Bedsheet Blues

Bob is a thirty-something, fastidious and obsessive advertising executive who paces on stage.

Bob: I can’t understand why Nancy left me on our trip to Paris. It seemed that we had a very good arrangement. It was her idea to go in the first place. It’s always her idea, she loves to travel. Personally I hate traveling, staying in hotels. I can’t sleep on any sheets but my own. The thought of lying down on used sheets, even if washed, is completely revolting. Since Nancy takes all the initiative on our trips, I ask her to check the bed sheets of any hotel we’re in. At first she protested, saying I was ridiculous and refused to cooperate. But when she saw me sitting or standing up, every night, fully dressed, not sleeping, she changed her tune.
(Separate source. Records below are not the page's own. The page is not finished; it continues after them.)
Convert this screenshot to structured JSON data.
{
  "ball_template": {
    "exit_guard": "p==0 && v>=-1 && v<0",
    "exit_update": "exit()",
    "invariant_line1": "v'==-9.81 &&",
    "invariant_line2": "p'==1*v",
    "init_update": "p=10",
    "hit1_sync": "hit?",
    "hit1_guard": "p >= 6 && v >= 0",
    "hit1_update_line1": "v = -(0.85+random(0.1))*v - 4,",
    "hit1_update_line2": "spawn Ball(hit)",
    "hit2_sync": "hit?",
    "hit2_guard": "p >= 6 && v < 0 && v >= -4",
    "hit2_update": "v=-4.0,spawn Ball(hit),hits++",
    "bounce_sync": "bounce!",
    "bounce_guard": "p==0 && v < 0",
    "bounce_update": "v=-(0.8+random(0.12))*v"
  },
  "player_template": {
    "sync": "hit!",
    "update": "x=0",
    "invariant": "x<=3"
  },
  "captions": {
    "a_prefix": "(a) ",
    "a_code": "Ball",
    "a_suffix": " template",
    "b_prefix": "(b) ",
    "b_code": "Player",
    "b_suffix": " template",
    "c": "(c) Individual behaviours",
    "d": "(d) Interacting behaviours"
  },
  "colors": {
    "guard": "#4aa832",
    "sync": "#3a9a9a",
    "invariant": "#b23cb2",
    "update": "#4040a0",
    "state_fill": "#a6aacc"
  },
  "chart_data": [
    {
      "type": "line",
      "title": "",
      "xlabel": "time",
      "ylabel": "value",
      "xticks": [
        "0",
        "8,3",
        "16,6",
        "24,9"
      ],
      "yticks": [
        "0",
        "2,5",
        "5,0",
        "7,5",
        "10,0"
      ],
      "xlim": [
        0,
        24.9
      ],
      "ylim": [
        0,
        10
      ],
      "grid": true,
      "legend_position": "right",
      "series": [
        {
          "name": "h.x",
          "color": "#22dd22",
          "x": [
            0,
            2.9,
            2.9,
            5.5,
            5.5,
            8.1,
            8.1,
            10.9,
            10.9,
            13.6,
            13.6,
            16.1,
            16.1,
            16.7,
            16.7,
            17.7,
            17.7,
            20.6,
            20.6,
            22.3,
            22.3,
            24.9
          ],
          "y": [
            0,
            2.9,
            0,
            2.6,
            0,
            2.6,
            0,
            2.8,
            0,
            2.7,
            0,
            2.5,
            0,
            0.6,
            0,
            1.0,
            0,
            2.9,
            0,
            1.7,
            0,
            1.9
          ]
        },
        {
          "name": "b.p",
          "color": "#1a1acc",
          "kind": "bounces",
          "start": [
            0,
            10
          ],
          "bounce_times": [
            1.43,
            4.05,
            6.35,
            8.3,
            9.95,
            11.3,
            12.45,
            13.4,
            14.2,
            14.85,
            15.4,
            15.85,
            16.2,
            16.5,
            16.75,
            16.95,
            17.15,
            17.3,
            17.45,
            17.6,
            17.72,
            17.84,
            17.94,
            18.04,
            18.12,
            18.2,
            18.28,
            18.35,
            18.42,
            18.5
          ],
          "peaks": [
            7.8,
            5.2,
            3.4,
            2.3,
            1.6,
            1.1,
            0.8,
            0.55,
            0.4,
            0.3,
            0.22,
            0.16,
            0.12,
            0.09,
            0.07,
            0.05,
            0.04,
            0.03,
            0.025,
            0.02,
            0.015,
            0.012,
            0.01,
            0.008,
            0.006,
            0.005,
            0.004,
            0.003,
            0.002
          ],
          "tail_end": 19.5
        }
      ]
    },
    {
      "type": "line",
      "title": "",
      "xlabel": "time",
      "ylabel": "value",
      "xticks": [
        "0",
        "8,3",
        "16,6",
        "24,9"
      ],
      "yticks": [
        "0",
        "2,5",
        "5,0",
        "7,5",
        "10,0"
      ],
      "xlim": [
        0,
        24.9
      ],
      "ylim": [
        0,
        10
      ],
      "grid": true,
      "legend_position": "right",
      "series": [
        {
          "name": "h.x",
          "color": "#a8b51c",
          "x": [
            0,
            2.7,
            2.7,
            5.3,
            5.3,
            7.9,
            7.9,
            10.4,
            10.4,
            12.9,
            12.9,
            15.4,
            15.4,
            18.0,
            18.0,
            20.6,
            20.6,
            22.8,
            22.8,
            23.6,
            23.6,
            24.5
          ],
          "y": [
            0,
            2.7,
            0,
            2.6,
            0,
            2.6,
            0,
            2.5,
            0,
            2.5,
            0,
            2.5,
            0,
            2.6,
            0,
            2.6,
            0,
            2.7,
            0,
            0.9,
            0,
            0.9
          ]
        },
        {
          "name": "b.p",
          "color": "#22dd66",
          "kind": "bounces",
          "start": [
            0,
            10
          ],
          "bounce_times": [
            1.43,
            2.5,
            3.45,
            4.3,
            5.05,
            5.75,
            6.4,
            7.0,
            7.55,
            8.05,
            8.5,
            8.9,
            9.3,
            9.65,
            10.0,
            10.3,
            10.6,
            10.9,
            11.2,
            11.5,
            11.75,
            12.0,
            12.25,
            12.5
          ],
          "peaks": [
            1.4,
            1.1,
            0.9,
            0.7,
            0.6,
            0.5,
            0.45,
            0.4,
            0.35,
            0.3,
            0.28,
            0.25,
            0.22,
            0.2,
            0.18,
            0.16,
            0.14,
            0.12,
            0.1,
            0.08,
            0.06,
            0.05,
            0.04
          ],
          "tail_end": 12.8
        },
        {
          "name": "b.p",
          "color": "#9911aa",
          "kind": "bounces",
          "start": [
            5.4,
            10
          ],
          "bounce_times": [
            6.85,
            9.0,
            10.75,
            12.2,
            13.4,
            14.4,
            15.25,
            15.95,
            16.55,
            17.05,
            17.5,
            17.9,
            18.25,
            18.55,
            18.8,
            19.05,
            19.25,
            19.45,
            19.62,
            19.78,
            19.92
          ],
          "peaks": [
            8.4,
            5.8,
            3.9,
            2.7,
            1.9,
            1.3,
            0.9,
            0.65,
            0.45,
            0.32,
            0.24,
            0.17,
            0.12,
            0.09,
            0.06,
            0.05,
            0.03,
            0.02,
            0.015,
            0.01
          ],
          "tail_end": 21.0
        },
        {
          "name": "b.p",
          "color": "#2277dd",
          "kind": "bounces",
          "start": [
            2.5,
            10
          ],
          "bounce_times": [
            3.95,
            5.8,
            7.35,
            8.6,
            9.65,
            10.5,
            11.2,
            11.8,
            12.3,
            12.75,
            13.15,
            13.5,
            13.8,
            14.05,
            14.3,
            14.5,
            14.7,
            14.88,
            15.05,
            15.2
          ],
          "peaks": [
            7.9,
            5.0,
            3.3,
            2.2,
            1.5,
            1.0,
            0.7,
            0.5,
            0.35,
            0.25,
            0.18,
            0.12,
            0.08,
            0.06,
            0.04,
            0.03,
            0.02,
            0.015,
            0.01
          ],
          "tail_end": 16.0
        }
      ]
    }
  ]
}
As soon as we arrive at a hotel, her job is to pull down the covers of the bed, check for marks, hairs or dirt on the sheets. If she finds anything wrong, she calls the maid for a change of sheets. Then when she assures me, I can’t even look, that the hotel linens are immaculate, I unpack my own sheets and put them on top of the hotel linens. I take them off in the morning before the maid comes in. Wherever I go I take my sheets in my suitcase. I figure it’s better than standing up all night. Nancy never liked any of this, but I thought she had gotten used to it.

On that trip to Paris I was really in trouble. I forgot my sheets! We’d been in such a rush to make our plane that I’d run out of the house leaving my sheets on the couch along with extra socks that I was going to pack. I didn’t realize the problem until we stood in the lobby of Le Crillon, $500/night. It was 1:00 in the morning and too late to run out for sheets. I don’t know how I let Nancy talk me into that place. On our way up in the elevator I whispered to her that I didn’t have my sheet and hoped the bellhop didn’t understand English. Nancy gave me a withering look and said, “Robert, don’t start in.” Once we were alone in our spacious, marble-walled room I paced up and down.

“Can’t you just try? A hotel like this can’t have dirty sheets,” she pleaded.

It all began when I was nine and sent to summer camp for the first time. I was so frightened. I remember lying awake while the other kids in my cabin snored away. There was a light that shone on my window, attracting flocks of filthy moths to the screen. There they were hovering — quivering, trying to crawl in through the broken edges. I told Nancy how terrified I’d been. She seemed to understand when I told her I wet my bed, soiling the sheets.

Nancy had been brilliant that night. She called the manager and explained that we needed a brand new, unopened sheet, in its original wrapping. Housekeeping said there were none in the hotel. I grabbed the phone and yelled: “Buy one! Why do you think I’m staying in this hotel?”

Twenty minutes later our bell rang. Dressed in what looked like a tuxedo, a man stood at attention and then bowed as he presented us with a white sheet sealed in plastic. “Monsieur, madam,” he said with the air of a man who was accustomed to fulfilling strange requests in the wee hours of the morning. I guess at $500/night you are entitled to some eccentricities. That night I slept very well on the crisp new sheets in the arms of Nancy.

So why was Nancy gone when I woke in the morning? The note on my pillow read: “Change your own linen!”